How to Steal $12 Million in Diamonds: Not So Fast

| 09 Nov 2018 | 01:49

For decades I’ve dodged a bullet; jury duty. I’ve been rejected because of relatives in the legal business. Once I was rejected for confessing to being an avid reader. This time around, I was called to do my civic duty. In the scheme of things, when you think of the risky service of police officers, military personnel, and firefighters, offering for a few (paid) weeks on a case is a minor inconvenience. If not me, who? If not now, when?

This crime occurred close to home; the Diamond District. The two on trial were merchants who were alleged to be in cahoots with ten others who pleaded guilty of conspiracy to defraud victims out of $12 million worth of diamonds.

During the trial we received a crash course on the tools and identifiers for how diamonds are chosen, bought and sold. I learned about how to launder money, say a few million dirty dollars, at a casino. Another technique the conspirators used was to give friends cash in exchange for a check written from their businesses to the conspirator’s company business.

One portion of the conspiracy took place in Bombay’s Diamond Bourse. This is the world’s largest diamond exchange with a total of three million square feet of office and storage space, and about 2500 large and small traders. Some 20,000 to 30,000 people visit daily.
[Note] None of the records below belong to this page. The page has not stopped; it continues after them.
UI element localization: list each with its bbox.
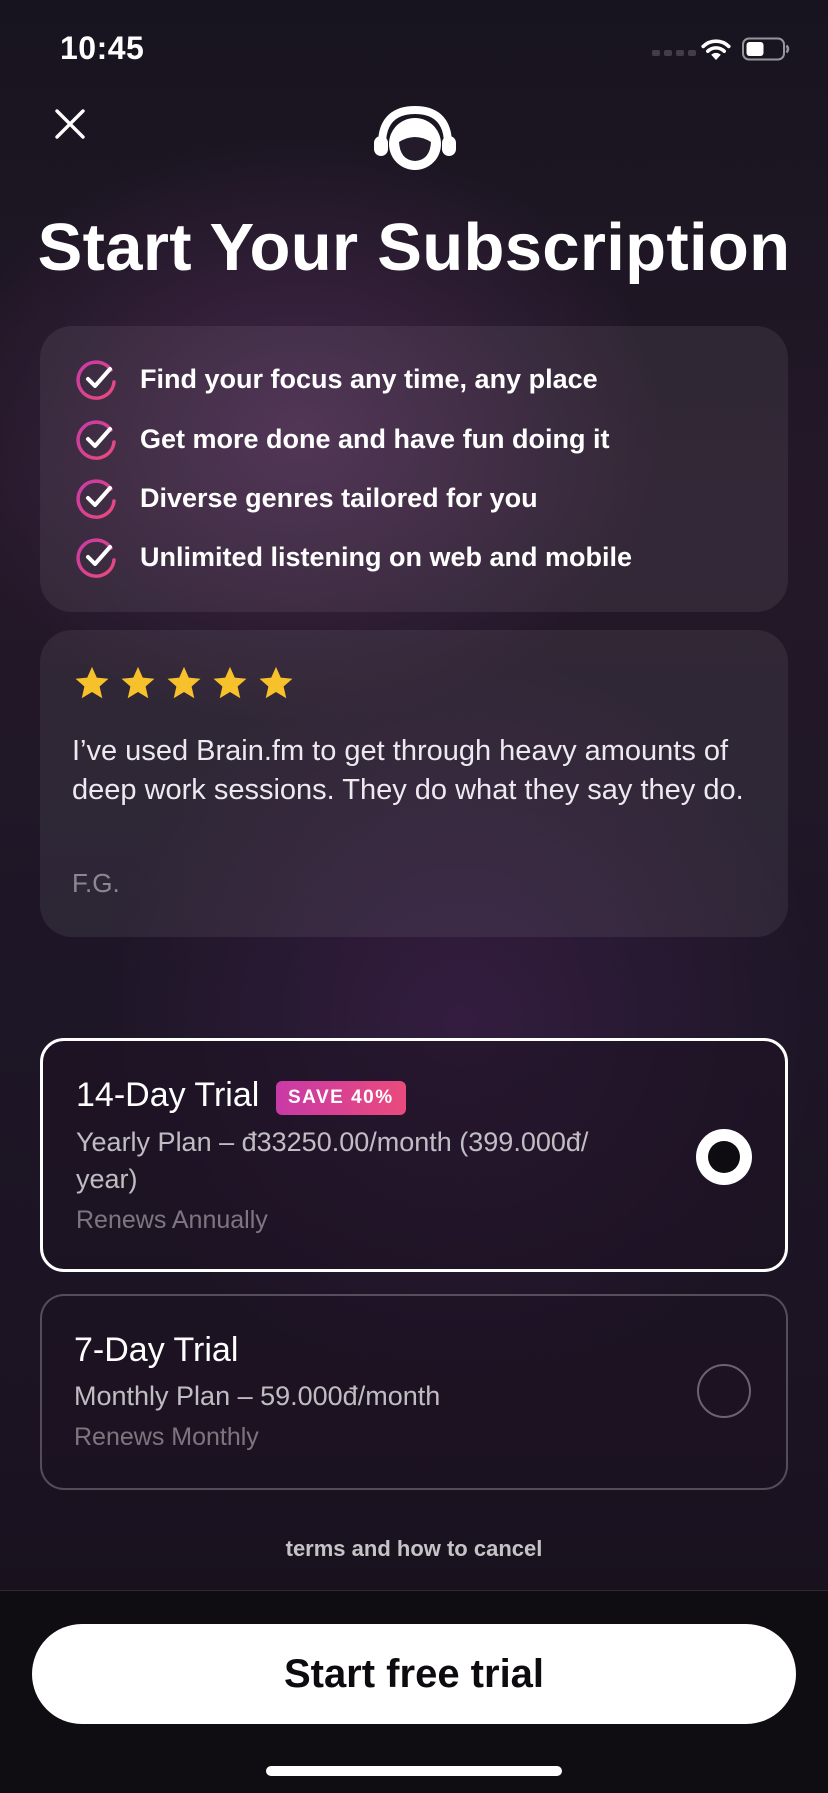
- star-icon: [167, 666, 201, 699]
- review-author: F.G.: [72, 868, 120, 898]
- close-icon[interactable]: [52, 106, 88, 142]
- status-time: 10:45: [60, 30, 145, 66]
- terms-link[interactable]: terms and how to cancel: [0, 1536, 828, 1562]
- start-free-trial-button[interactable]: Start free trial: [32, 1624, 796, 1724]
- battery-icon: [742, 37, 790, 61]
- check-circle-icon: [76, 420, 116, 460]
- feature-item: Diverse genres tailored for you: [74, 475, 538, 521]
- radio-unselected[interactable]: [697, 1364, 751, 1418]
- check-circle-icon: [76, 538, 116, 578]
- review-card: I’ve used Brain.fm to get through heavy …: [40, 630, 788, 937]
- radio-selected[interactable]: [696, 1129, 752, 1185]
- star-icon: [121, 666, 155, 699]
- plan-name: 7-Day Trial: [74, 1331, 239, 1369]
- wifi-icon: [701, 39, 731, 60]
- feature-item: Unlimited listening on web and mobile: [74, 534, 632, 580]
- feature-text: Diverse genres tailored for you: [140, 482, 538, 513]
- feature-text: Get more done and have fun doing it: [140, 423, 610, 454]
- star-icon: [213, 666, 247, 699]
- brainfm-logo-icon: [374, 105, 456, 170]
- features-card: Find your focus any time, any place Get …: [40, 326, 788, 612]
- check-circle-icon: [76, 360, 116, 400]
- feature-text: Find your focus any time, any place: [140, 363, 598, 394]
- feature-item: Get more done and have fun doing it: [74, 416, 610, 462]
- plan-name: 14-Day Trial: [76, 1076, 260, 1114]
- check-circle-icon: [76, 479, 116, 519]
- star-icon: [75, 666, 109, 699]
- page-title: Start Your Subscription: [37, 210, 791, 285]
- cellular-signal-icon: [652, 46, 696, 56]
- plan-renewal: Renews Monthly: [74, 1423, 259, 1451]
- star-icon: [259, 666, 293, 699]
- feature-item: Find your focus any time, any place: [74, 356, 598, 402]
- rating-stars: [73, 664, 295, 702]
- save-badge: SAVE 40%: [276, 1081, 406, 1115]
- review-text: I’ve used Brain.fm to get through heavy …: [72, 735, 744, 806]
- plan-renewal: Renews Annually: [76, 1206, 268, 1234]
- home-indicator: [266, 1766, 562, 1776]
- plan-description: Monthly Plan – 59.000đ/month: [74, 1381, 441, 1411]
- feature-text: Unlimited listening on web and mobile: [140, 541, 633, 572]
- plan-description-line1: Yearly Plan – đ33250.00/month (399.000đ/: [76, 1127, 589, 1157]
- plan-description-line2: year): [76, 1164, 138, 1194]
The entire operation is based on trust; trust of the broker who brings you buyers, trust of the buyers based on the word of that broker, trust that a handshake called a mazal is as binding as a contract. A majority of the transactions are done with cash. If you need to launder money, you can pawn unmarked small diamonds, and you can deceive honest business owners with promises of big American dollars on credit. If you combine unmarked diamonds with cash and a handshake you’ve created a lure for the perfect crime.

Within this extremely loose environment there is one rule: a buyer company can only purchase $200,000 worth of product. This helps protect sellers and the insurers. To maximize their take these criminals created numerous fake, or shell companies, to increase the number of diamonds they could “purchase” (steal) from the sellers. The mastermind created a system, brought in a team, which included business cards, burner phones, and fake invoices to convince sellers they’d already had done business in the Bourse, and had paid on time.
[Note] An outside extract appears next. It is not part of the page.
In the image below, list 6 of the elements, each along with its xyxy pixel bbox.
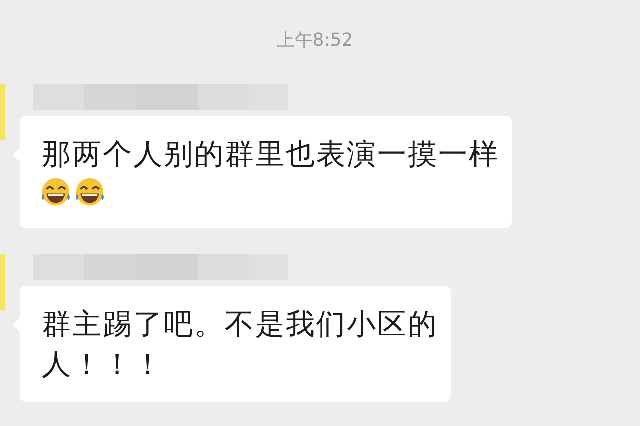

One piece of evidence was a Diamond District map dotted with fake addresses garnered from the phony business cards. There really was only one office. In that office were the burner phones with phone numbers from the fake business cards. When sellers called demanding payment, anyone in that office could pretend they represented a company the seller was looking for.

When the company reps went to India, they went in pairs; one fake owner and one real appraiser. All these pairs worked with one Indian broker and his wife, whom the sellers in the Bourse knew. This couple was willing to dupe the sellers, lending their credibility to the big spenders from New York.

At first the shell companies paid cash, up front, for the diamonds. These diamonds were shipped from India to New York City. This established trust. Afterward, when the crooks returned to the Bourse, they asked for terms; 30 day, 60 day and 90 day terms. Numerous sellers, numerous companies, and many months went by, with payments coming due, and not paid for. When the Indian sellers tried to contact the New York City buyers on the cellphone numbers on the shell corporation business cards, they got vague answers, and no payments.

The government revealed, exhibit by exhibit, an autopsy of a crime. Submitted into evidence were endless invoices, signed receipts of accepted diamonds never paid for, hotel receipts, videos, fake business cards and photos of many of the conspirators dining together. Numerous vendors who were victims of the crime flew in from India to testify.

One of the final witnesses was a seller who had figured out that all the companies who’d bought from him were in cahoots. He came to America, bravely wore a “wire” (actually a high-tech FBI recording device in his pocket — it’s not 1969), and tried to convince the two defendants to go to the FBI to confess. Once a month for three months he flew over and met with the defendants, asking them to come clean to the FBI. Three times they refused. It was this testimony that showed the defendants were aware that a crime was being committed.

There are two snapshots I remember from this case. One is a chart showing the amount of money invoiced, the money paid, and the money owed by the shell companies over a period of time. On the chart’s left side the bars are small and somewhat even, with diamonds being delivered, and invoices paid. As the months pass you see an enormous amount of diamonds being “purchased,” delivered, and invoices left outstanding. At the very end of the chart the money owed to the victims is both stunning and sad.

While we all dread that jury duty notice, helping keep criminals in check is not only the responsibility of the police and the FBI. It’s our responsibility as citizens — and every four years isn’t so bad.